Owing to some long term efforts on all sides, the UW-Madison Croquet team is now working in partnership with the
Academic Advanced Distributed Learning (ADL) Co-Lab to develop Croquet-based frameworks for the production of simulation based learning environments capable of tracking and reporting student activities. Marilyn and I are pleased to be working directly with Judy Brown, director of the Co-Lab here in Madison to develop grant proposals that seek support for our combined efforts with Croquet.
The Academic ADL Co-Lab is one of three
ADL Co-Labs in the US and its mission is to provide a higher-education focus for online education/simulation based training. It serves as 1) A focal point for the nation’s universities and colleges in promoting high quality, reusable content for distributed learning; 2) A way to promote collaboration in the research, development, demonstration, implementation, and evaluation of ADL technologies and products; 3) An academic partner and ADL link to test, evaluate, and demonstrate ADL-compliant tools and technologies to enhance teaching and learning; 4) An academic demonstration site for ADL tools and content, including those developed by the federal government, academia, and industry.
The other ADL Co-Labs are oriented to military services training, policies, tools, and standards for online education (see www.adlnet.org). In many ways, the overall ADL Strategy dovetails nicely with what may of us are already trying to do with Croquet.
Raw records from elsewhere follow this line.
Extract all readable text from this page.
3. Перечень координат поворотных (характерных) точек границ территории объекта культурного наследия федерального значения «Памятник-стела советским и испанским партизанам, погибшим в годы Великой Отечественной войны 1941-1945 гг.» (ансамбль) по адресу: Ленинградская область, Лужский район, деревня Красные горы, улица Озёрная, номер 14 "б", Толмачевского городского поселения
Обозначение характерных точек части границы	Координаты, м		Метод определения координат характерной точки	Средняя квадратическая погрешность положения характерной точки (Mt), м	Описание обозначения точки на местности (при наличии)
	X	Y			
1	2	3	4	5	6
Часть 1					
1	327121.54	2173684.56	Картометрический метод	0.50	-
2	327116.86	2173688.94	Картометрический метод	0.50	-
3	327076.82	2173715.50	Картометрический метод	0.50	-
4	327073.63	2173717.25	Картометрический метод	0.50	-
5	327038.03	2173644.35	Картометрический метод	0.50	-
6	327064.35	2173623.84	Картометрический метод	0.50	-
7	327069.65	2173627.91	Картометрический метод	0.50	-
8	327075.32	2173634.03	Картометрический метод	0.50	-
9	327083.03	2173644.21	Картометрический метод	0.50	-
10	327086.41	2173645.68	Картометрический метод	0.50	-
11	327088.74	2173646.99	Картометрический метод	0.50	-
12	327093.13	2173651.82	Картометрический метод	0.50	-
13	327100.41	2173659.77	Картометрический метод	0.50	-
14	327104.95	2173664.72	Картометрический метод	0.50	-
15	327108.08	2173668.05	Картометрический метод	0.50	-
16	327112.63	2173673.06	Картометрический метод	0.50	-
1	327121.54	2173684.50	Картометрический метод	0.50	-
Consider that the ADL Co-Labs seek to
"exploit existing network-based technologies, create platform-neutral, reusable courseware and content to lower costs, promote widespread collaboration to satisfy common needs enhance performance with emerging and next-generation learning technologies, develop common specifications and standards that drives COTS product cycle, and provide incentives for organizational and cultural change."At this time, UW-Madison's work with ADL Co-Lab is to design and implement a prototype of a distributed, role-based, multi-user game-based simulation system with 1) SCORM compliance; 2) Shareable state persistence; 3) Role-based access to learning scenarios; and 4) Learner progress recording and tracking. We are doing this because for games to become an effective tool for academic, military, or industrial training, they need to be effectively linked to advanced distributed learning systems such as SCORM run-time environments or personnel systems so that learner progress may be tracked consistently. Trainers need the simulation to report back to the learning system that a trainee has successfully completed the module. Moreover, continuity is essential. An individual learner’s progress must be tracked from game to game. The simulation system must ensure that the skills acquired in the last learning scenario will “carry over” when the learner moves on to the next gaming scenario.
Our approach to the problem of learner progress tracking through a gaming environment takes advantage of capabilities unique to Croquet. Essentially, Croquet automatically records the state of every object within the shareable learning environment along with all interactions involving that object and all the gestures and behaviors of a particular learner within the virtual environment over time. In a sense, every object in Croquet (and this includes human participants) is capable of generating its own ordered history. We intend to link link the Croquet-based virtual environment to the SCORM-compliant LMS and then investigate and address the issues involved the sharing of learning tracking data between the virtual environment and a SCORM conformant LMS.
Because of the potential synergy, we look forward to a working partnership with the Academic ADL Co-Lab programmers, instructional designers, and staff in the development of compelling virtual learning environments. ADL Co-Lab is working closely with several UW-Madison faculty that are exploring the use of virtual environments in education. These include Jim Gee, Kurt Squire, David Schaffer, and Constance Steinkuehler (congrats to Constance who just agreed to join the UW faculty beginning this coming September!), and their post-docs and graduate students. I think that there is a potential for particularly strong synergy here and look forward to making our collaboration with the Co-Lab work for everyone.